Australian farmer and conservationist

Jim Gasteen (1922–2017) was an Australian farmer and conservationist, responsible for the establishment of a number of National Parks in Queensland and New South Wales.

== Early life ==
Wrixon James Gasteen was born in Brisbane, Queensland in 1922. He grew up on farms around Thrushton, Queensland where his father used the mulga lands as feedstock. Gasteen educated himself in a number of subjects including land management, geology, botany, biology and wood-turning. The family farm completely regenerated over time and Gasteen petitioned the Queensland government to make it a national park. Gasteen's book Under the Mulga (2005) reflected his early life on the land.

== Career ==
In the 1960s and 1970s Gasteen was involved in surveying and promoting National Parks proposals across Queensland. This was unpopular with many graziers and politicians. He worked to protect remnant patches of Central Queensland scrub but also surveyed land from the Gulf of Carpentaria in Queenland's north to the Scenic Rim on the Queensland/New South Wales border. His survey work or reports led to the establishment of Expedition National Park, Nuga Nuga National Park, New England National Park, Rinyirru National Park, Boodjamulla National Park, Northern Rivers National Park and Border Ranges National Park.

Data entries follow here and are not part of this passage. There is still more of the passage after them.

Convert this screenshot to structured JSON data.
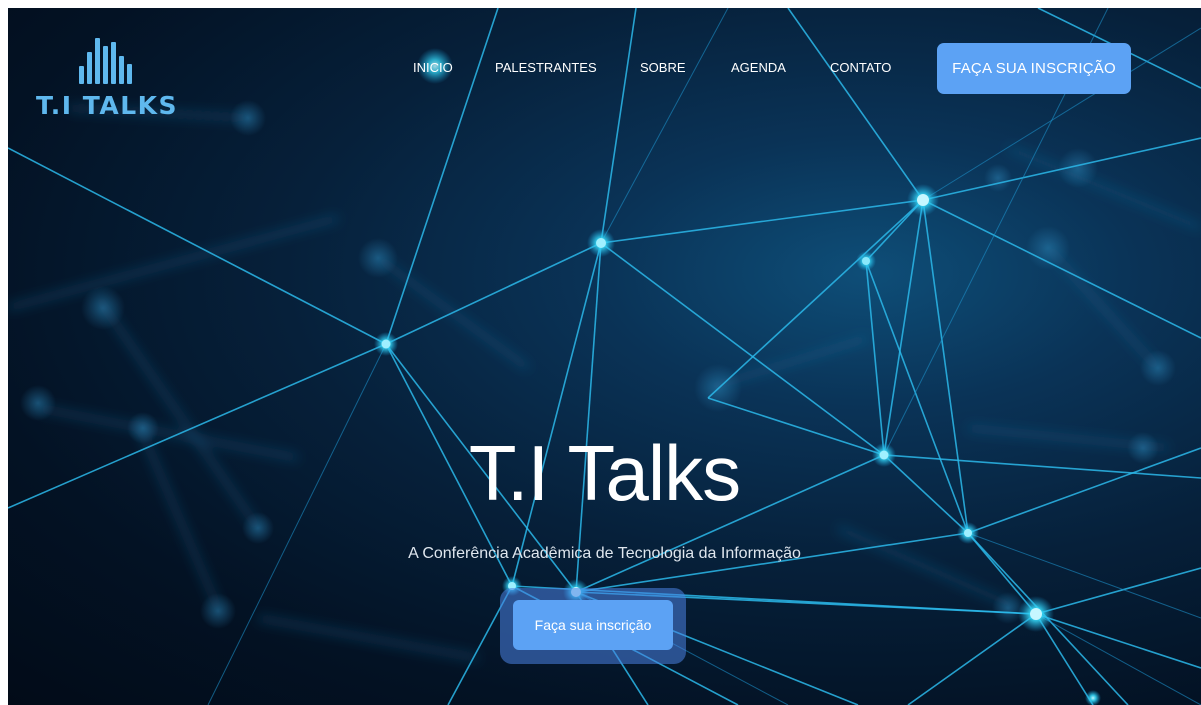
{
  "brand": {
    "logo_text": "T.I TALKS",
    "accent_color": "#5fb8ee"
  },
  "nav": {
    "items": [
      {
        "label": "INICIO"
      },
      {
        "label": "PALESTRANTES"
      },
      {
        "label": "SOBRE"
      },
      {
        "label": "AGENDA"
      },
      {
        "label": "CONTATO"
      }
    ],
    "cta_label": "FAÇA SUA INSCRIÇÃO",
    "cta_color": "#5ca2f4"
  },
  "hero": {
    "title": "T.I Talks",
    "subtitle": "A Conferência Acadêmica de Tecnologia da Informação",
    "cta_label": "Faça sua inscrição",
    "background_icon": "network-mesh-background"
  }
}
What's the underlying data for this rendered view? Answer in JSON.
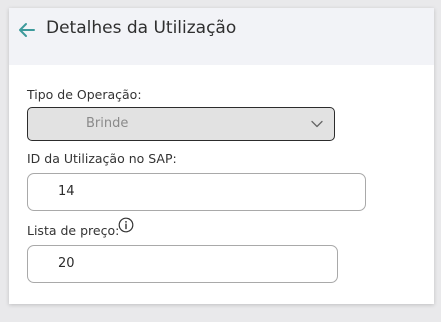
{
  "header": {
    "back_icon": "arrow-left-icon",
    "title": "Detalhes da Utilização",
    "accent_color": "#3d9a9b"
  },
  "form": {
    "operation_type": {
      "label": "Tipo de Operação:",
      "value": "Brinde",
      "disabled": true,
      "icon": "chevron-down-icon"
    },
    "sap_id": {
      "label": "ID da Utilização no SAP:",
      "value": "14"
    },
    "price_list": {
      "label": "Lista de preço:",
      "info_icon": "info-icon",
      "value": "20"
    }
  }
}
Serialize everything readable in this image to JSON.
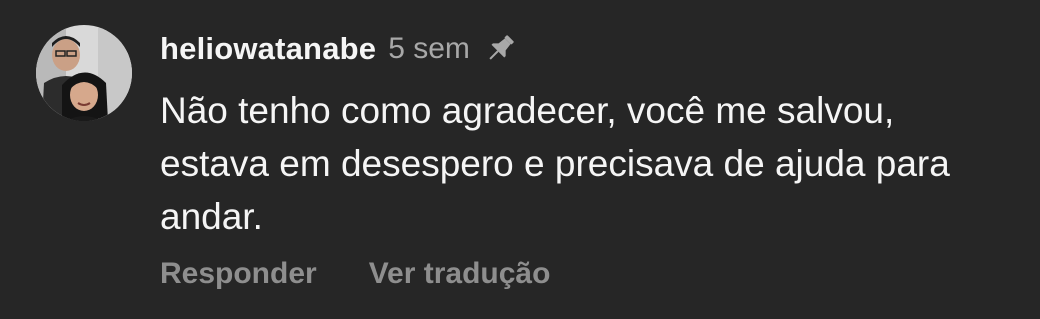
{
  "comment": {
    "username": "heliowatanabe",
    "timestamp": "5 sem",
    "pinned_icon": "pin-icon",
    "text": "Não tenho como agradecer, você me salvou, estava em desespero e precisava de ajuda para andar.",
    "avatar_icon": "avatar"
  },
  "actions": {
    "reply_label": "Responder",
    "translate_label": "Ver tradução"
  },
  "colors": {
    "background": "#262626",
    "primary_text": "#f5f5f5",
    "secondary_text": "#a8a8a8",
    "action_text": "#8e8e8e"
  }
}
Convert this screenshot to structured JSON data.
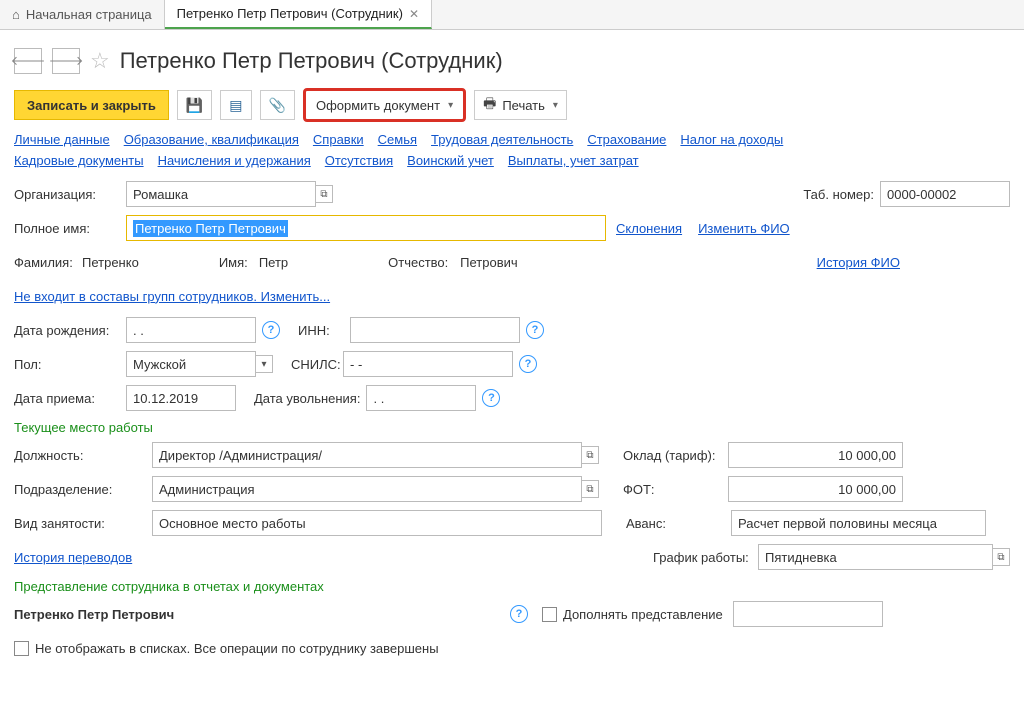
{
  "tabs": {
    "home": "Начальная страница",
    "current": "Петренко Петр Петрович (Сотрудник)"
  },
  "title": "Петренко Петр Петрович (Сотрудник)",
  "toolbar": {
    "save_close": "Записать и закрыть",
    "create_doc": "Оформить документ",
    "print": "Печать"
  },
  "nav1": {
    "personal": "Личные данные",
    "education": "Образование, квалификация",
    "references": "Справки",
    "family": "Семья",
    "labor": "Трудовая деятельность",
    "insurance": "Страхование",
    "taxes": "Налог на доходы"
  },
  "nav2": {
    "hr_docs": "Кадровые документы",
    "accruals": "Начисления и удержания",
    "absences": "Отсутствия",
    "military": "Воинский учет",
    "payments": "Выплаты, учет затрат"
  },
  "labels": {
    "org": "Организация:",
    "tab_num": "Таб. номер:",
    "full_name": "Полное имя:",
    "declensions": "Склонения",
    "change_fio": "Изменить ФИО",
    "surname": "Фамилия:",
    "name": "Имя:",
    "patronymic": "Отчество:",
    "history_fio": "История ФИО",
    "groups": "Не входит в составы групп сотрудников. Изменить...",
    "dob": "Дата рождения:",
    "inn": "ИНН:",
    "sex": "Пол:",
    "snils": "СНИЛС:",
    "hire_date": "Дата приема:",
    "fire_date": "Дата увольнения:",
    "section_work": "Текущее место работы",
    "position": "Должность:",
    "salary": "Оклад (тариф):",
    "department": "Подразделение:",
    "fot": "ФОТ:",
    "employment": "Вид занятости:",
    "advance": "Аванс:",
    "history_transfers": "История переводов",
    "schedule": "График работы:",
    "section_repr": "Представление сотрудника в отчетах и документах",
    "add_repr": "Дополнять представление",
    "hide": "Не отображать в списках. Все операции по сотруднику завершены"
  },
  "values": {
    "org": "Ромашка",
    "tab_num": "0000-00002",
    "full_name": "Петренко Петр Петрович",
    "surname": "Петренко",
    "name": "Петр",
    "patronymic": "Петрович",
    "dob": " .  .",
    "sex": "Мужской",
    "snils": "-   -",
    "hire_date": "10.12.2019",
    "fire_date": " .  .",
    "position": "Директор /Администрация/",
    "salary": "10 000,00",
    "department": "Администрация",
    "fot": "10 000,00",
    "employment": "Основное место работы",
    "advance": "Расчет первой половины месяца",
    "schedule": "Пятидневка",
    "repr_name": "Петренко Петр Петрович"
  }
}
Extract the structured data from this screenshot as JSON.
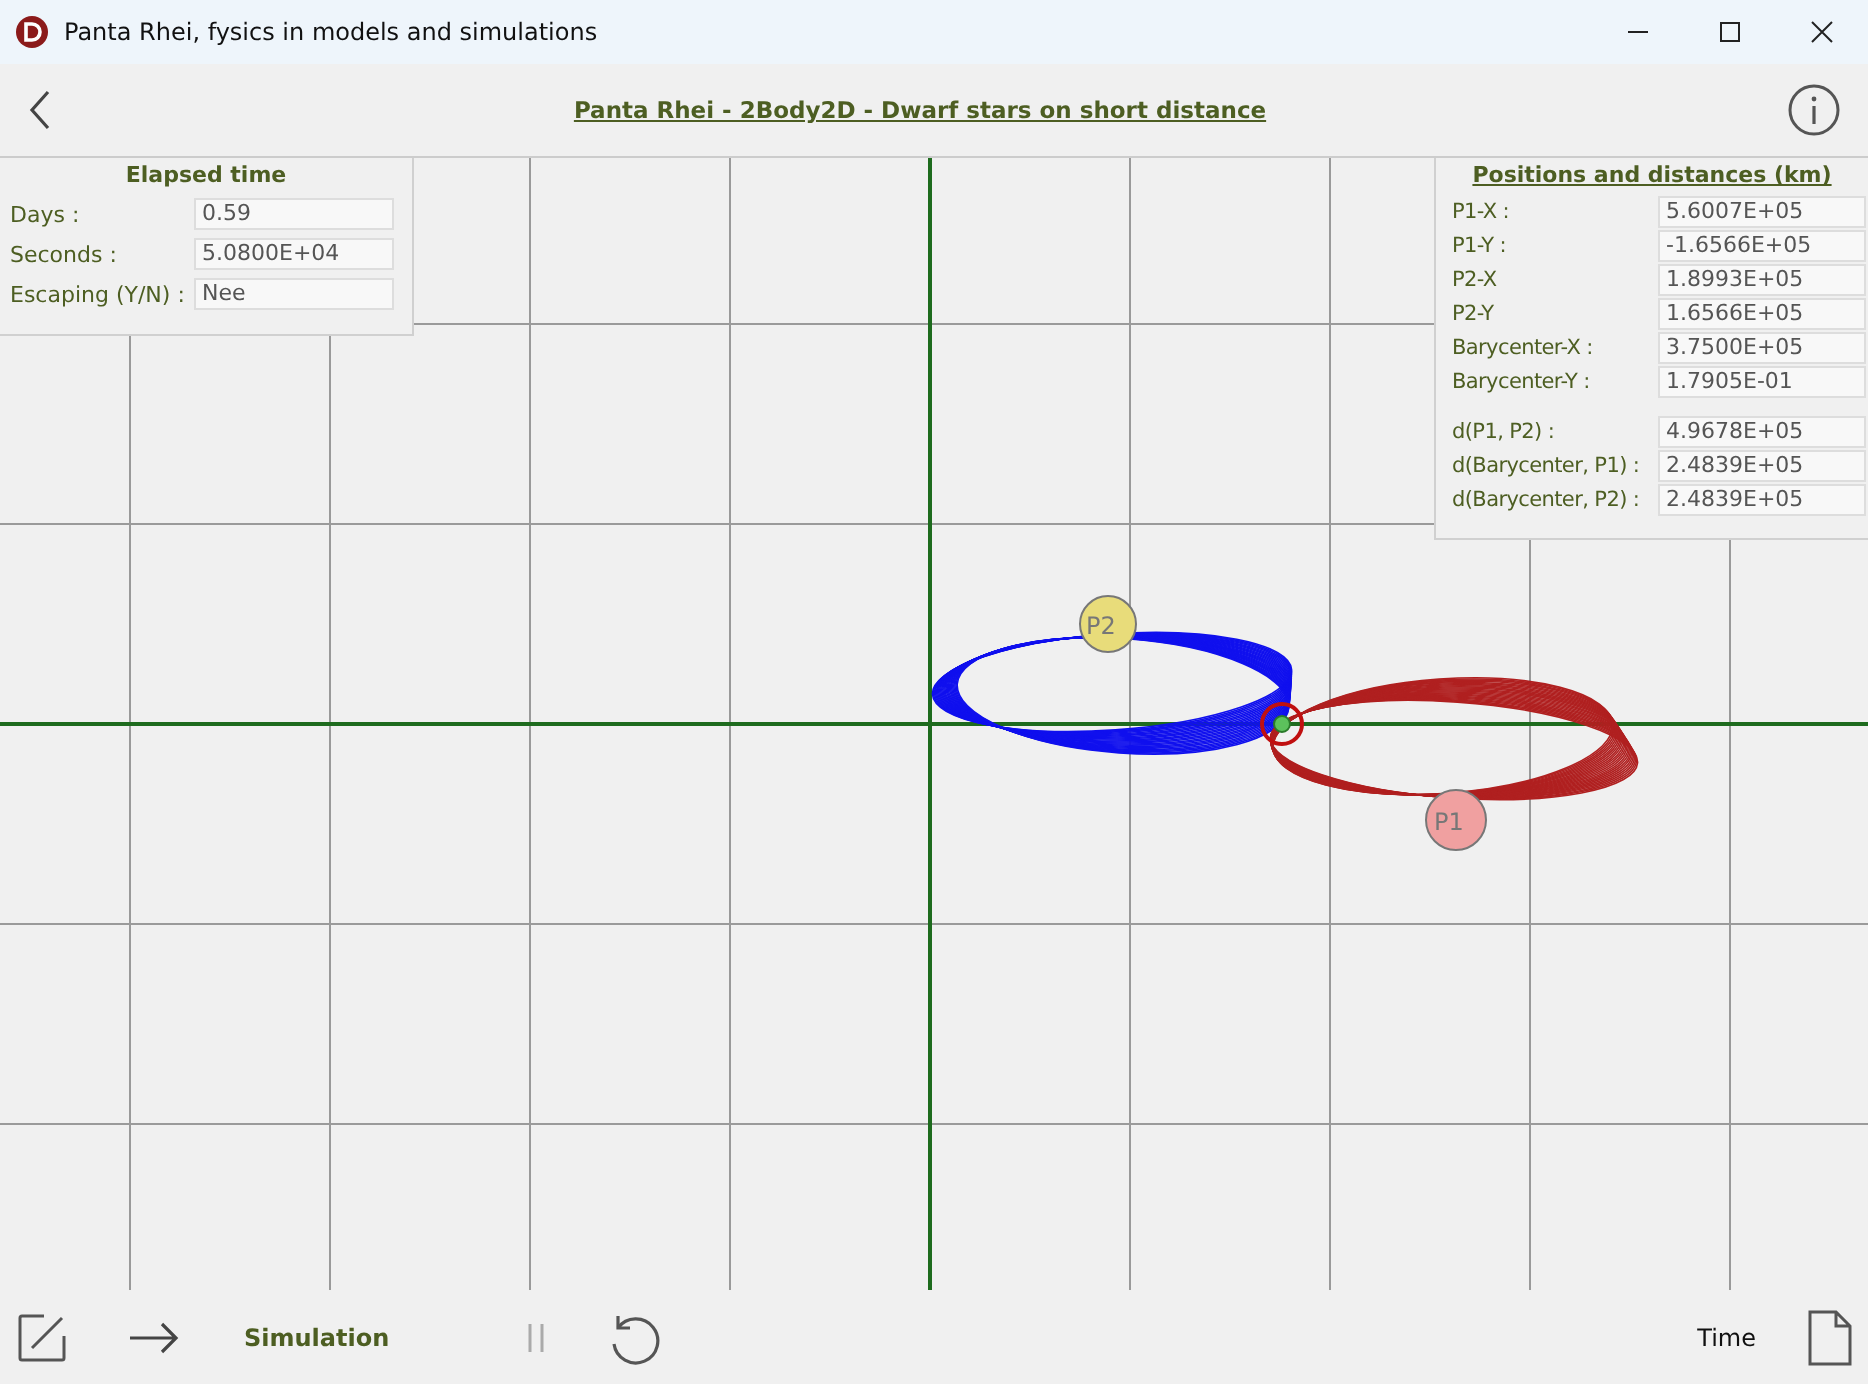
{
  "window": {
    "title": "Panta Rhei, fysics in models and simulations"
  },
  "header": {
    "title": "Panta Rhei - 2Body2D - Dwarf stars on short distance"
  },
  "elapsed": {
    "title": "Elapsed time",
    "rows": [
      {
        "label": "Days :",
        "value": "0.59"
      },
      {
        "label": "Seconds :",
        "value": "5.0800E+04"
      },
      {
        "label": "Escaping (Y/N) :",
        "value": "Nee"
      }
    ]
  },
  "positions": {
    "title": "Positions and distances (km)",
    "groups": [
      [
        {
          "label": "P1-X :",
          "value": "5.6007E+05"
        },
        {
          "label": "P1-Y :",
          "value": "-1.6566E+05"
        },
        {
          "label": "P2-X",
          "value": "1.8993E+05"
        },
        {
          "label": "P2-Y",
          "value": "1.6566E+05"
        },
        {
          "label": "Barycenter-X :",
          "value": "3.7500E+05"
        },
        {
          "label": "Barycenter-Y :",
          "value": "1.7905E-01"
        }
      ],
      [
        {
          "label": "d(P1, P2) :",
          "value": "4.9678E+05"
        },
        {
          "label": "d(Barycenter, P1) :",
          "value": "2.4839E+05"
        },
        {
          "label": "d(Barycenter, P2) :",
          "value": "2.4839E+05"
        }
      ]
    ]
  },
  "bodies": [
    {
      "label": "P2",
      "color": "#e8dc7a"
    },
    {
      "label": "P1",
      "color": "#f0a0a0"
    }
  ],
  "toolbar": {
    "mode": "Simulation",
    "time_label": "Time"
  }
}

== Memberships and awards ==
- Appointed Member of the Order of Australia (AM) for "nature conservation and as an advocate of balanced land use management" in 1993.
- Life member of the Wildlife Preservation Society of Queensland.

Gasteen also wrote They All Left Tracks (2003) and Back to the Bush (2011).

Gasteen died in Lismore, New South Wales in August 2017 He was married and had four children. Ten boxes of Gasteen's notebooks, photographs and correspondence are held in the University of Queensland Fryer Library.